DiffCloth: Diffusion Based Garment Synthesis and Manipulation via Structural Cross-modal Semantic Alignment

Cross-modal garment synthesis and manipulation will significantly benefit the way fashion designers generate garments and modify their designs via flexible linguistic interfaces.Current approaches follow the general text-to-image paradigm and mine cross-modal relations via simple cross-attention modules, neglecting the structural correspondence between visual and textual representations in the fashion design domain. In this work, we instead introduce DiffCloth, a diffusion-based pipeline for cross-modal garment synthesis and manipulation, which empowers diffusion models with flexible compositionality in the fashion domain by structurally aligning the cross-modal semantics. Specifically, we formulate the part-level cross-modal alignment as a bipartite matching problem between the linguistic Attribute-Phrases (AP) and the visual garment parts which are obtained via constituency parsing and semantic segmentation, respectively. To mitigate the issue of attribute confusion, we further propose a semantic-bundled cross-attention to preserve the spatial structure similarities between the attention maps of attribute adjectives and part nouns in each AP. Moreover, DiffCloth allows for manipulation of the generated results by simply replacing APs in the text prompts. The manipulation-irrelevant regions are recognized by blended masks obtained from the bundled attention maps of the APs and kept unchanged.

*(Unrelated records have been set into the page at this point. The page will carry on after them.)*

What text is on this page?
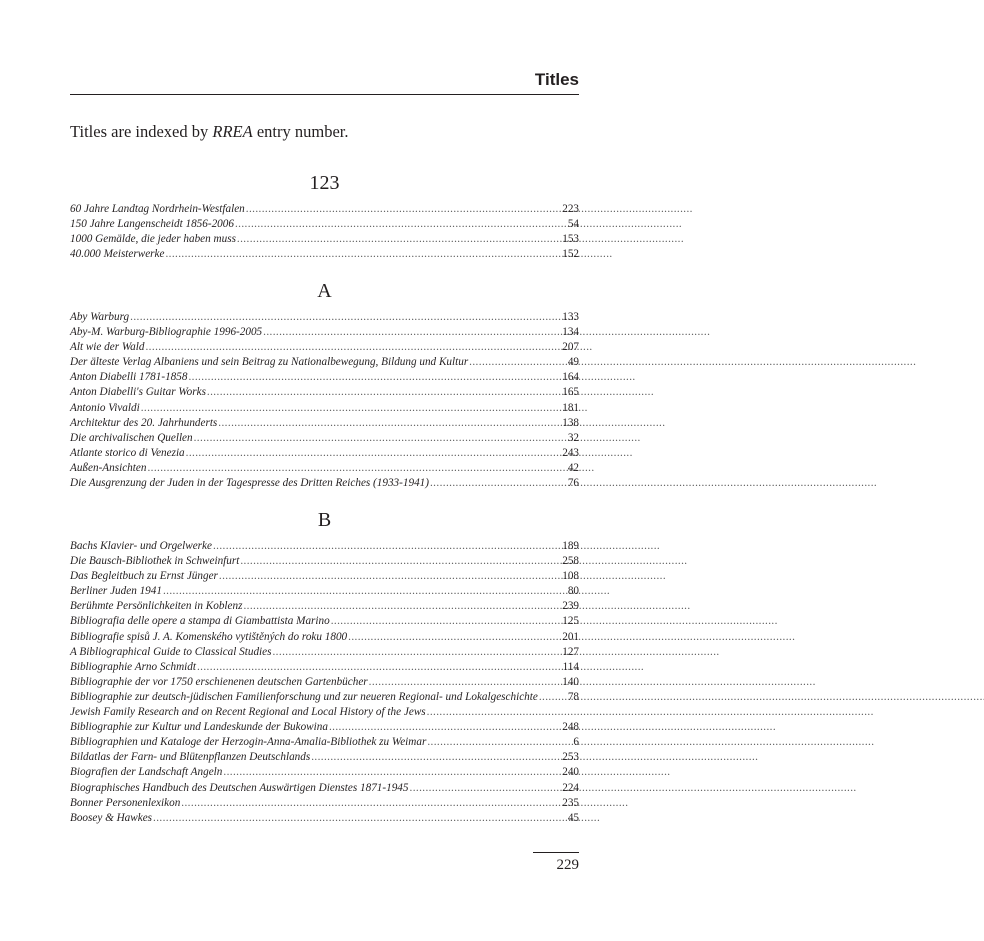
Titles

Titles are indexed by RREA entry number.

123
60 Jahre Landtag Nordrhein-Westfalen . . .	223
150 Jahre Langenscheidt 1856-2006 . . .	54
1000 Gemälde, die jeder haben muss . . .	153
40.000 Meisterwerke . . .	152
A
Aby Warburg . . .	133
Aby-M. Warburg-Bibliographie 1996-2005 . . .	134
Alt wie der Wald . . .	207
Der älteste Verlag Albaniens und sein Beitrag zu Nationalbewegung, Bildung und Kultur . . .	49
Anton Diabelli 1781-1858 . . .	164
Anton Diabelli's Guitar Works . . .	165
Antonio Vivaldi . . .	181
Architektur des 20. Jahrhunderts . . .	138
Die archivalischen Quellen . . .	32
Atlante storico di Venezia . . .	243
Außen-Ansichten . . .	42
Die Ausgrenzung der Juden in der Tagespresse des Dritten Reiches (1933-1941) . . .	76
B
Bachs Klavier- und Orgelwerke . . .	189
Die Bausch-Bibliothek in Schweinfurt . . .	258
Das Begleitbuch zu Ernst Jünger . . .	108
Berliner Juden 1941 . . .	80
Berühmte Persönlichkeiten in Koblenz . . .	239
Bibliografia delle opere a stampa di Giambattista Marino . . .	125
Bibliografie spisů J. A. Komenského vytištěných do roku 1800 . . .	201
A Bibliographical Guide to Classical Studies . . .	127
Bibliographie Arno Schmidt . . .	114
Bibliographie der vor 1750 erschienenen deutschen Gartenbücher . . .	140
Bibliographie zur deutsch-jüdischen Familienforschung und zur neueren Regional- und Lokalgeschichte . . .	78
Jewish Family Research and on Recent Regional and Local History of the Jews
. . .
Bibliographie zur Kultur und Landeskunde der Bukowina . . .	248
Bibliographien und Kataloge der Herzogin-Anna-Amalia-Bibliothek zu Weimar . . .	6
Bildatlas der Farn- und Blütenpflanzen Deutschlands . . .	253
Biografien der Landschaft Angeln . . .	240
Biographisches Handbuch des Deutschen Auswärtigen Dienstes 1871-1945 . . .	224
Bonner Personenlexikon . . .	235
Boosey & Hawkes . . .	45
229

Extensive experiments on the CM-Fashion benchmark demonstrate that DiffCloth both yields state-of-the-art garment synthesis results by leveraging the inherent structural information and supports flexible manipulation with region consistency.

Free-ATM: Exploring Unsupervised Learning on Diffusion-Generated Images with Free Attention Masks

Despite the rapid advancement of unsupervised learning in visual representation, it requires training on large-scale datasets that demand costly data collection, and pose additional challenges due to concerns regarding data privacy. Recently, synthetic images generated by text-to-image diffusion models, have shown great potential for benefiting image recognition. Although promising, there has been inadequate exploration dedicated to unsupervised learning on diffusion-generated images. To address this, we start by uncovering that diffusion models' cross-attention layers inherently provide annotation-free attention masks aligned with corresponding text inputs on generated images. We then investigate the problems of three prevalent unsupervised learning techniques ( i.e., contrastive learning, masked modeling, and vision-language pretraining) and introduce customized solutions by fully exploiting the aforementioned free attention masks. Our approach is validated through extensive experiments that show consistent improvements in baseline models across various downstream tasks, including image classification, detection, segmentation, and image-text retrieval. By utilizing our method, it is possible to close the performance gap between unsupervised pretraining on synthetic data and real-world scenarios.